8 months post transplant
For whoever that is still reading my blog, just want to say, I'm already 8 months post transplant. In fact it is 8 months today, since today is 7th of June. I did my transplant 7th of Oct 2011.
I'm back to work and life is back to normal. Kind of miss the days of doing nothing, post transplant, but I'm getting back my momentum at work and feeling pretty good.
Immune system is still not 100% up and running but getting better each day. I still wear a face mask (to cover nose and mouth) in bus and MRT so don't think those that wear masks are crazy ok. They usually have a good reason.
So to my readers (if there's any), I AM STILL ALIVE! WHOO HOO!
29 Sept admission, Bone Marrow Aspirate.
30 Sept Chemo for 5 days
5, 6 Oct, rest days.
7 Oct transplant.
I am bald now. New hair is growing out but still dropping.
I have been resting at home for 3-4 weeks now. Enjoying time with my friends and love ones.

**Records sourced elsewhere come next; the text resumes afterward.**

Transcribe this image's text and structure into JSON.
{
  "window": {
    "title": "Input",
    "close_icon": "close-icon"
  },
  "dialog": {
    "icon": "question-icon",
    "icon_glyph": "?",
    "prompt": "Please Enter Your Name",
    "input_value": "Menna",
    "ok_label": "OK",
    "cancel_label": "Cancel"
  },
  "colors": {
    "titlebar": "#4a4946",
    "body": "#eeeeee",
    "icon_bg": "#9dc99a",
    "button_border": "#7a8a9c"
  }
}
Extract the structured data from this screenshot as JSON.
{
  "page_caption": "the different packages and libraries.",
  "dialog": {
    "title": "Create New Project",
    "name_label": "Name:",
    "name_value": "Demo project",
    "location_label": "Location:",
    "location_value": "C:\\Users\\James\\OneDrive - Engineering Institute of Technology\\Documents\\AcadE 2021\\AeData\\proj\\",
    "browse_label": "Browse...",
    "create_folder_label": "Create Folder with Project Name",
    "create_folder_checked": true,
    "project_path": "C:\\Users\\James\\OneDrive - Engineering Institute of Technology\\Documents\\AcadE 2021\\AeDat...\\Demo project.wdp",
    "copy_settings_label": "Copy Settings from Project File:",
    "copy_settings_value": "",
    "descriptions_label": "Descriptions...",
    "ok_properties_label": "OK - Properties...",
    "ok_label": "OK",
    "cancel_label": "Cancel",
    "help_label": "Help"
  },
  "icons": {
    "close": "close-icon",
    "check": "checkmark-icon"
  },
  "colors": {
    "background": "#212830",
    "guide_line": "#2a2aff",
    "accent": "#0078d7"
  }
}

Feeling quite scared about transplant. Can only pray to Guanyin for an uneventful transplant and wishing that I can be discharged asap.
chemo cycle 2 day 4
chemo started on friday. 1 pack of rituximab, 6 packs of cyclophosphamide so far. One IT done (spino chemo). My haemoglobin is 7.8 today (normal is 12-16) so I am in for a blood transfusion.
Hope all will be well.
it has been quite an adventure so far with me getting a CVC line and all. Overall I am still feeling fine.
Keeping my fingers crossed and praying everyday.
night into day, day into night.
Just 3 more days and I need to go for my chemo and treatment.
I will survive this. I have to. There are too many things I want to do.
Kindness from everywhere
The nurse who I knew since 2007 saw me again today. Her eyes show sadness when I told her I am going for a transplant. But she assured me that I am in good hands as Dr Yvonne is a transplant doctor and one of the best around.
She gave me a hug and told me she will pray for me.
I am so very touched and very blessed to know so many kind people around. Even the nurses are so kind to me.
I must win this battle.
I am getting into mild depression. It is thursday night already. Monday I will need to go in for chemo. A stronger one that is. I am so scared. I know the whole deal. I just do not know how bad it would be...
Why can't I just be a normal 30 year old like everyone else?
My DNA mutated and I did not turn into X Man. What the heck.